1. Proliferation and Growth

The uncontrolled growth of PC cells makes it difficult to manage this life-threatening disease. Several different factors and pathways are responsible for rapid proliferation of PC cells. A number of recent studies have focused on various oncogenic signaling networks involved in the progression of PC cells. For instance, pancreatic stellate cells are able to secrete exosomes containing miRNA-5703 to induce PI3K/Akt signaling and promote PC growth rate [1]. The β-catenin is another pathway that its up-regulation by Mind Bomb 1 leads to PC growth [2]. On the other hand, tumor-suppressor factors such as miRNA-573 suppress PC growth via TSPAN1 down-regulation [3]. Hence, the process of PC growth seems to be complicated and each gene can target various downstream targets to modulate PC progression [4]. The aim of current section is to show that how siRNAs can be applied in targeting pathways related to the aberrant growth of PC cells.
Precursor of nerve growth factor (proNGF) is a new and potential therapeutic target in cancer therapy. ProNGF expression undergoes up-regulation in PC and mediates metastasis of tumor cells. The lncRNA OIP5-AS1 enhances ProNGF expression via down-regulating miRNA-186-5p expression to increase PC invasion [5]. On the other hand, anoikis is a kind of apoptotic response stimulated by loss of adhesion to substrate. Reversing anoikis resistance is of importance in PC therapy [6]. Furthermore, proNGF can induce anoikis resistance [7][8]. In another study, it was found that proNGF-siRNA promotes anoikis induction in PC cells, and significantly reduces their proliferation. Following proNGF down-regulation by siRNA, autophagy inducers including autophagy-related gene 5 (ATG5) and Beclin-1 can undergo inhibition, thereby showing that apoptosis induction and autophagy inhibition can occur by proNGF-siRNA [9]. This study provides new insight about siRNA capacity in affecting interaction among programmed cell death (PCD) pathways.

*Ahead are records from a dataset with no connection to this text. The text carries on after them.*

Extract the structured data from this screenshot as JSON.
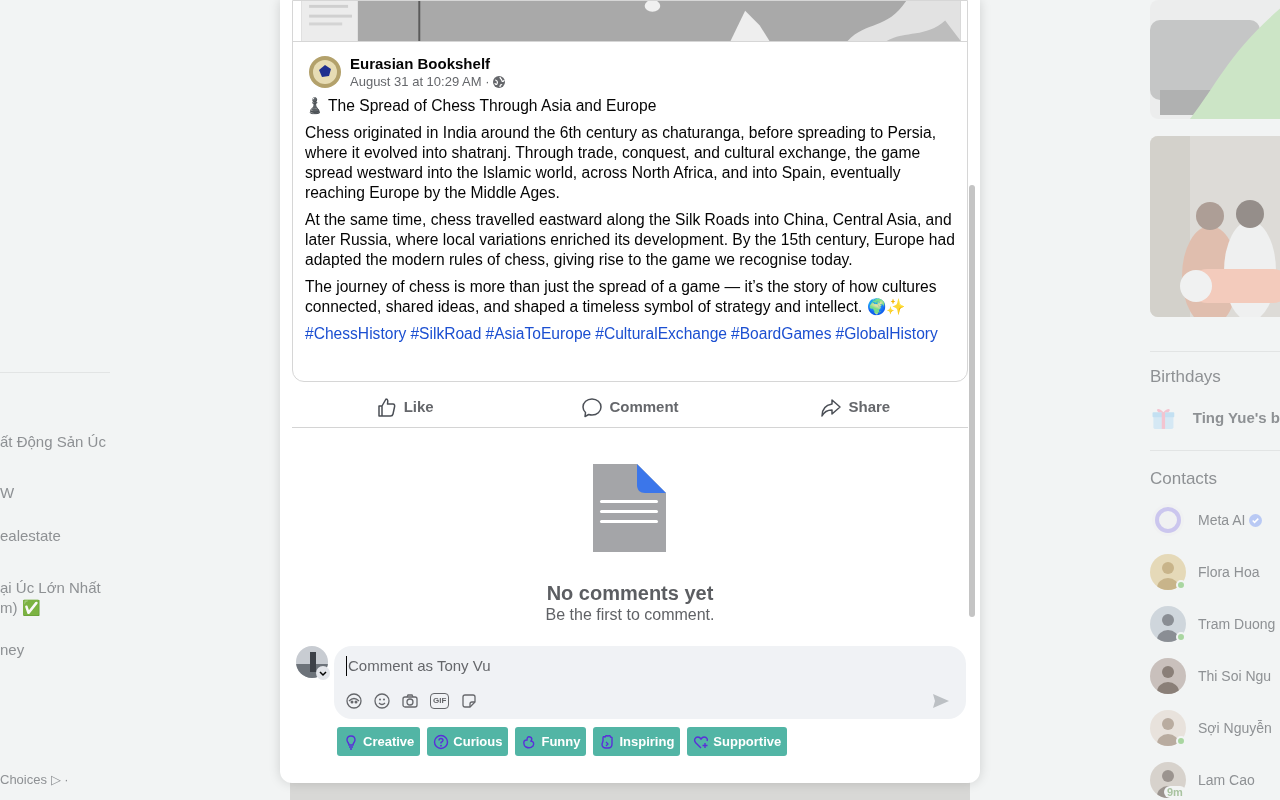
{
  "left_sidebar": {
    "items": [
      {
        "text": "ất Động Sản Úc"
      },
      {
        "text": "W"
      },
      {
        "text": "ealestate"
      },
      {
        "text": "ại Úc Lớn Nhất\nm) ✅"
      },
      {
        "text": "ney"
      }
    ],
    "footer": "Choices ▷ ·"
  },
  "right_sidebar": {
    "birthdays": {
      "title": "Birthdays",
      "text": "Ting Yue's b"
    },
    "contacts": {
      "title": "Contacts",
      "items": [
        {
          "name": "Meta AI",
          "kind": "ai",
          "verified": true,
          "online": false
        },
        {
          "name": "Flora Hoa",
          "kind": "person",
          "verified": false,
          "online": true
        },
        {
          "name": "Tram Duong",
          "kind": "person",
          "verified": false,
          "online": true
        },
        {
          "name": "Thi Soi Ngu",
          "kind": "person",
          "verified": false,
          "online": false
        },
        {
          "name": "Sợi Nguyễn",
          "kind": "person",
          "verified": false,
          "online": true
        },
        {
          "name": "Lam Cao",
          "kind": "person",
          "verified": false,
          "online": false,
          "away": "9m"
        }
      ]
    }
  },
  "post": {
    "author": "Eurasian Bookshelf",
    "time": "August 31 at 10:29 AM ·",
    "title": "♟️ The Spread of Chess Through Asia and Europe",
    "paragraphs": [
      "Chess originated in India around the 6th century as chaturanga, before spreading to Persia, where it evolved into shatranj. Through trade, conquest, and cultural exchange, the game spread westward into the Islamic world, across North Africa, and into Spain, eventually reaching Europe by the Middle Ages.",
      "At the same time, chess travelled eastward along the Silk Roads into China, Central Asia, and later Russia, where local variations enriched its development. By the 15th century, Europe had adapted the modern rules of chess, giving rise to the game we recognise today.",
      "The journey of chess is more than just the spread of a game — it’s the story of how cultures connected, shared ideas, and shaped a timeless symbol of strategy and intellect. 🌍✨"
    ],
    "hashtags": [
      "#ChessHistory",
      "#SilkRoad",
      "#AsiaToEurope",
      "#CulturalExchange",
      "#BoardGames",
      "#GlobalHistory"
    ],
    "actions": [
      {
        "kind": "like",
        "label": "Like"
      },
      {
        "kind": "comment",
        "label": "Comment"
      },
      {
        "kind": "share",
        "label": "Share"
      }
    ]
  },
  "comments": {
    "empty_title": "No comments yet",
    "empty_text": "Be the first to comment."
  },
  "composer": {
    "placeholder": "Comment as Tony Vu",
    "tools": [
      {
        "kind": "avatar"
      },
      {
        "kind": "emoji"
      },
      {
        "kind": "camera"
      },
      {
        "kind": "gif",
        "label": "GIF"
      },
      {
        "kind": "sticker"
      }
    ],
    "chips": [
      {
        "kind": "creative",
        "label": "Creative"
      },
      {
        "kind": "curious",
        "label": "Curious"
      },
      {
        "kind": "funny",
        "label": "Funny"
      },
      {
        "kind": "inspiring",
        "label": "Inspiring"
      },
      {
        "kind": "supportive",
        "label": "Supportive"
      }
    ]
  }
}
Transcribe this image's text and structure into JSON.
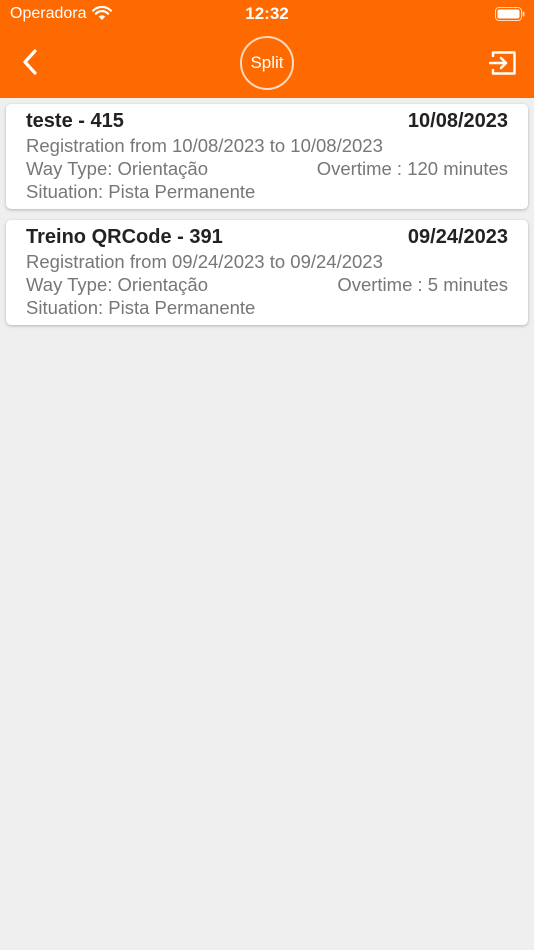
{
  "status_bar": {
    "carrier": "Operadora",
    "time": "12:32"
  },
  "header": {
    "logo_text": "Split",
    "back_icon": "chevron-left-icon",
    "logout_icon": "logout-icon"
  },
  "colors": {
    "header_bg": "#ff6a00",
    "page_bg": "#efefef"
  },
  "cards": [
    {
      "title": "teste - 415",
      "date": "10/08/2023",
      "registration": "Registration from 10/08/2023 to 10/08/2023",
      "way_type": "Way Type: Orientação",
      "overtime": "Overtime : 120 minutes",
      "situation": "Situation: Pista Permanente"
    },
    {
      "title": "Treino QRCode - 391",
      "date": "09/24/2023",
      "registration": "Registration from 09/24/2023 to 09/24/2023",
      "way_type": "Way Type: Orientação",
      "overtime": "Overtime : 5 minutes",
      "situation": "Situation: Pista Permanente"
    }
  ]
}
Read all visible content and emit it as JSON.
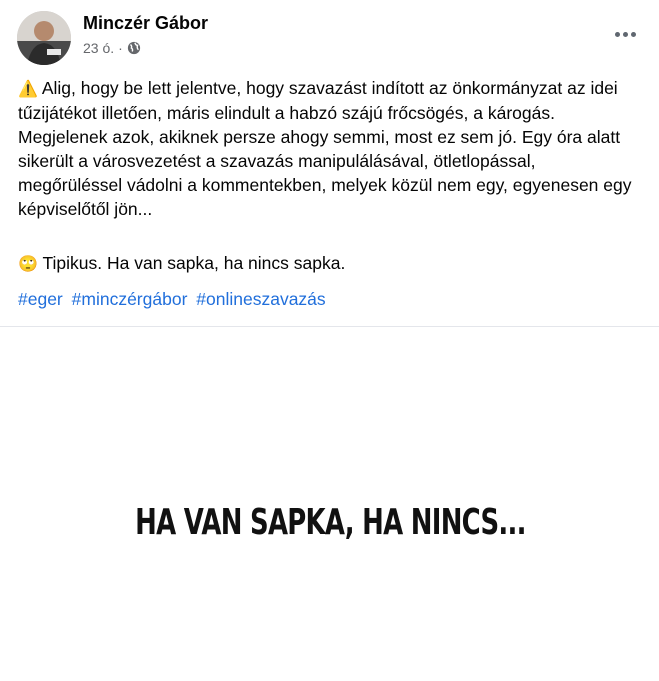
{
  "post": {
    "author": "Minczér Gábor",
    "time": "23 ó.",
    "separator": "·",
    "privacy_icon": "globe-icon",
    "more_icon": "more-options-icon",
    "paragraph1_emoji": "⚠️",
    "paragraph1": " Alig, hogy be lett jelentve, hogy szavazást indított az önkormányzat az idei tűzijátékot illetően, máris elindult a habzó szájú frőcsögés, a károgás. Megjelenek azok, akiknek persze ahogy semmi, most ez sem jó. Egy óra alatt sikerült a városvezetést a szavazás manipulálásával, ötletlopással, megőrüléssel vádolni a kommentekben, melyek közül nem egy, egyenesen egy képviselőtől jön...",
    "paragraph2_emoji": "🙄",
    "paragraph2": " Tipikus. Ha van sapka, ha nincs sapka.",
    "hashtags": [
      "#eger",
      "#minczérgábor",
      "#onlineszavazás"
    ]
  },
  "media": {
    "caption": "HA VAN SAPKA, HA NINCS..."
  },
  "colors": {
    "link": "#216fdb",
    "meta": "#65676b",
    "text": "#050505"
  }
}
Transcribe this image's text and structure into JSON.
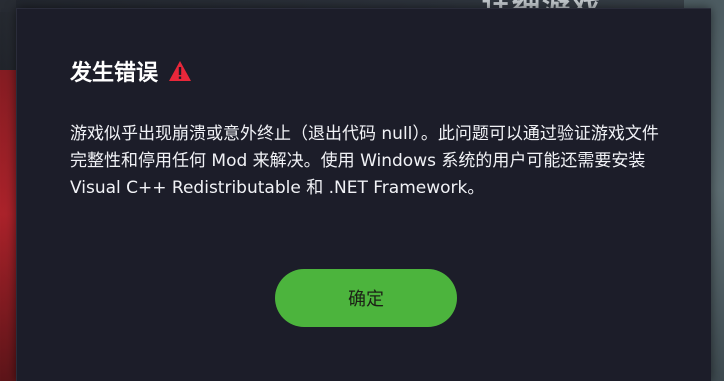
{
  "background": {
    "top_text": "详细游戏"
  },
  "dialog": {
    "title": "发生错误",
    "title_icon": "warning-triangle-icon",
    "message": "游戏似乎出现崩溃或意外终止（退出代码 null）。此问题可以通过验证游戏文件完整性和停用任何 Mod 来解决。使用 Windows 系统的用户可能还需要安装 Visual C++ Redistributable 和 .NET Framework。",
    "ok_label": "确定"
  },
  "colors": {
    "dialog_bg": "#1c1d29",
    "warning_red": "#e8273a",
    "ok_green": "#4cb43d"
  }
}
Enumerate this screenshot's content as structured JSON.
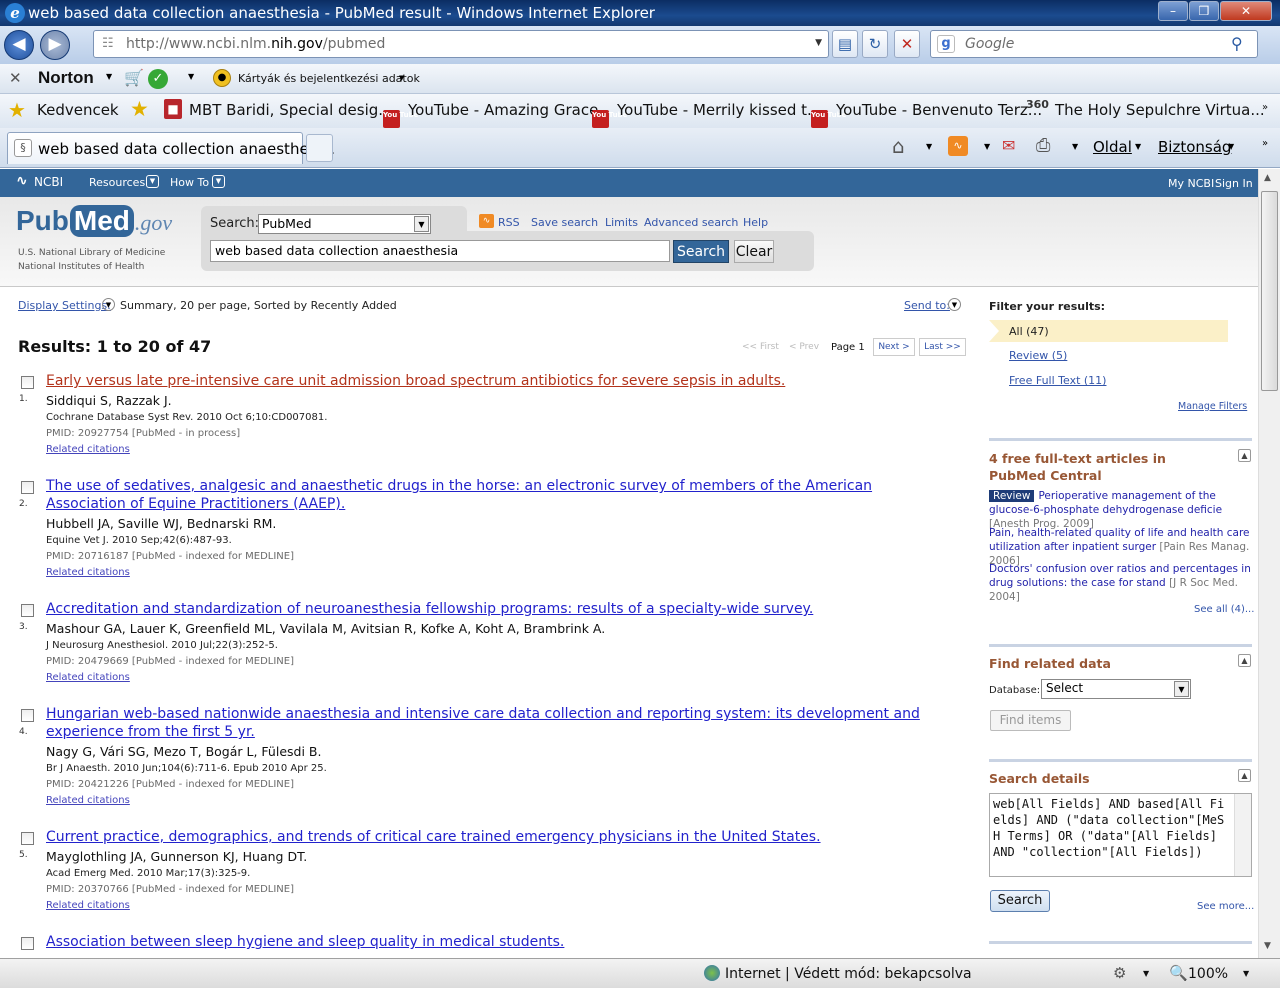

The apoptosis and autophagy interaction can be considered a determining factor in cancer. Inhibiting pro-survival autophagy can sensitize tumor cells to apoptosis [10][11][12]. The previous study clearly revealed that proNGF-siRNA could be beneficial in apoptosis induction via preventing autophagy [9].
NUF2 (NUF2 Component of NDC80 Kinetochore Complex) is a linker between kinetochore attachment site and tubulin subunits [13]. It has been reported that NUF2 down-regulation by RNAi leads to an impairment in attachment of kinetochore to spindle microtubules and can effectively suppress cell proliferation at prometaphase [14]. In vitro and in vivo experiments have shown that NUF2 down-regulation by siRNA leads to decreased PC cell growth. Colony formation was stopped and cell cycle arrest at G0/G1 phase occurs due to down-regulation of cyclin B1, Cdc2 and Cdc25A [15].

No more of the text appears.